Quelque part en Normandie, dans le Calvados et à deux pas de la mer, un somptueux manoir reconstruit par un Hollandais sur les ruines d'un château du XVIIe siècle… Restaurée à grands moyens, meublée avec goût, richement décorée, la bâtisse est déserte dix mois sur douze. Serge, amateur de musique, de photo et de jolies femmes, en est le gardien à demeure, jouissant ainsi d'un logement gratuit et d'un salaire raisonnable…
Magnifique gentilhommière qui s'élève sur trois étages, une bonne vingtaine de pièces luxueusement aménagées… Avenant, Serge m'entraîne joyeusement d'une salle à l'autre, retire les housses pour me montrer l'ameublement, s'attarde sur les détails, caresse les courbes des sculptures, ouvre des chambres…

Serge

J'avais fait la connaissance de Serge quelques semaines plus tôt à l'occasion d'un festival… Après quelques verres et trois ou quatre concerts, nous avions sympathisé suffisamment pour qu'il m'invite, "à la prochaine occasion" m'avait-il dit, à visiter son modeste château !

- Dis-moi, Serge, voilà un décor de rêve pour faire quelques photos légères en toute tranquillité, non ? Les amateurs de "porno-chic" seraient ravis…
- Tu ne crois pas si bien dire… J'ai invité Sandy pour ce soir, une amie qui pose pour moi… Si elle est d'accord, nous ferons quelques photos. Tu verras, elle est canon.
- Qui pose pour toi… Ah bon ! Et… ?
- Eh bien… Oui, bon… c'est arrivé  une fois ou deux. Sans plus !

Les filles

 - Surprise ! dit Sandy tout sourire lorsqu'elle franchit la porte.

Pétillante, brune, cheveux courts, le sein pigeonnant dans un décolleté de star, le jean suggestif jusqu'à l'indiscrétion du détail, elle avance les bras chargés de victuailles et de bouteilles.

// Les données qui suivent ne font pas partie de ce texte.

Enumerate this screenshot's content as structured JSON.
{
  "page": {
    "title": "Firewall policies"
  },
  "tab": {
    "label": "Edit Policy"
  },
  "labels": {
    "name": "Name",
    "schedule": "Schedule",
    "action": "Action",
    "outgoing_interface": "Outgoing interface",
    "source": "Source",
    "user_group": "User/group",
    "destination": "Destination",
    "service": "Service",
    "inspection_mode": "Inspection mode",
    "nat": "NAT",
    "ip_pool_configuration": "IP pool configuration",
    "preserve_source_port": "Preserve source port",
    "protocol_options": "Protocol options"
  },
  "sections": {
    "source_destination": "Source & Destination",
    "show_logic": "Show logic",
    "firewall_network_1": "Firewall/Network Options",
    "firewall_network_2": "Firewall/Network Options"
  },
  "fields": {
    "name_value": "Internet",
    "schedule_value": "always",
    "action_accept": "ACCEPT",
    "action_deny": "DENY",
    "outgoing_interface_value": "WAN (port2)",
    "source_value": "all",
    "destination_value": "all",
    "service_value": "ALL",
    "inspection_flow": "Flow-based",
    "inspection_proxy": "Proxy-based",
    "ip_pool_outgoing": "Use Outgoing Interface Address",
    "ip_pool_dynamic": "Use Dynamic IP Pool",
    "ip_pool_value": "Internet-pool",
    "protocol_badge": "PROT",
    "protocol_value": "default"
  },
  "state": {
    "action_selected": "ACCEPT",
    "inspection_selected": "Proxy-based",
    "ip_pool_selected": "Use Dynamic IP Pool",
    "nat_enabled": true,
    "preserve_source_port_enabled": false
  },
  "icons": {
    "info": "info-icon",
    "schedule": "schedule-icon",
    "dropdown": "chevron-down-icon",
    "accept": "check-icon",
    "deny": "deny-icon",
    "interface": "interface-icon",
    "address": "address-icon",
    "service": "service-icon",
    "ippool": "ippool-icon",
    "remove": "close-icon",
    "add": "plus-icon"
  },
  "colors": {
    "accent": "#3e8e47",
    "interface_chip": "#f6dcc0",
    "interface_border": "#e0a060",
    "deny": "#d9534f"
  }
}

- Et bonjour… chante une autre voix toute douce.
- Heu, oui… Je vous présente Perle, précise Sandy… Je l'ai convaincue de m'accompagner, ça ne dérange personne ? Elle n'a jamais fait de photos, elle est timide mais elle est très, très curieuse de tout ça… Et puis, je savais que vous étiez deux, alors...

Perle

Perle…
Les traits délicats d'une eurasienne qu'elle n'est pourtant pas.
De très longs cheveux noirs qui cascadent sur ses épaules accentuent le teint clair de son visage où brûle un regard profond à l'éclat bleuté.
Timide ou réservée, je ne sais ; on dirait qu'elle danse lorsqu'elle marche, et sa robe légère virevolte sur ses longues jambes…
"Tu aimes ?" me dit-elle tandis qu'ostensiblement je regarde ses cuisses qu'elle découvre en tournoyant.
Elle vient me frôler, baisse les yeux, se reprend et murmure :
"Vous aimez ?"

 

Le soir

Un cliché après l'autre, semant ici et là ses vêtements, Sandy qui ne porte plus qu'un string noir promène sa nudité dans le décor avec un naturel déconcertant. Beauté brune aux seins ambrés, elle va et vient, déplace un bibelot, écarte une tenture, s'assied, se lève, attrape un candélabre… Tout est prétexte, l'air de rien, à des poses aussi spontanées que suggestives tandis que Serge fait crépiter son Nikon. Discrète mais très attentive, Perle assise près de moi dans un coin observe la scène. Elle tripatouille les boutons de sa robe et me jette quelques regards à la dérobée, attendant je ne sais quelle suggestion… Je me décide :
- Vous n'allez pas rejoindre Sandy ?
Elle me dévisage un instant puis, baissant la voix :
- C'est une simple question ou c'est un ordre ?
Et je m'entends lui répondre le plus sérieusement du monde :
- C'est un ordre… Je veux te voir nue, Perle !

Alors, Perle entre dans la lumière…

Arabesques et froufrous d'étoffe, robe qui s'ouvre et qui s'évase en tombant, éclat d'un sein ferme et menu sous les flashes, modelé d'un pubis sous un slip blanc…  Perle me regarde, je hoche la tête et le slip blanc glisse, glisse lentement et dévoile la fente souriante d'une vulve lisse et rosée… Les filles dansent, se frôlent, minaudent en riant. Entre les longs cheveux noirs de Perle, je vois s'effleurer les pointes de leurs seins.

Plus tard…

- Bon, tout ça c'est bien gentil, déclare Sandy tout à trac, mais on pourrait peut-être varier les plaisirs…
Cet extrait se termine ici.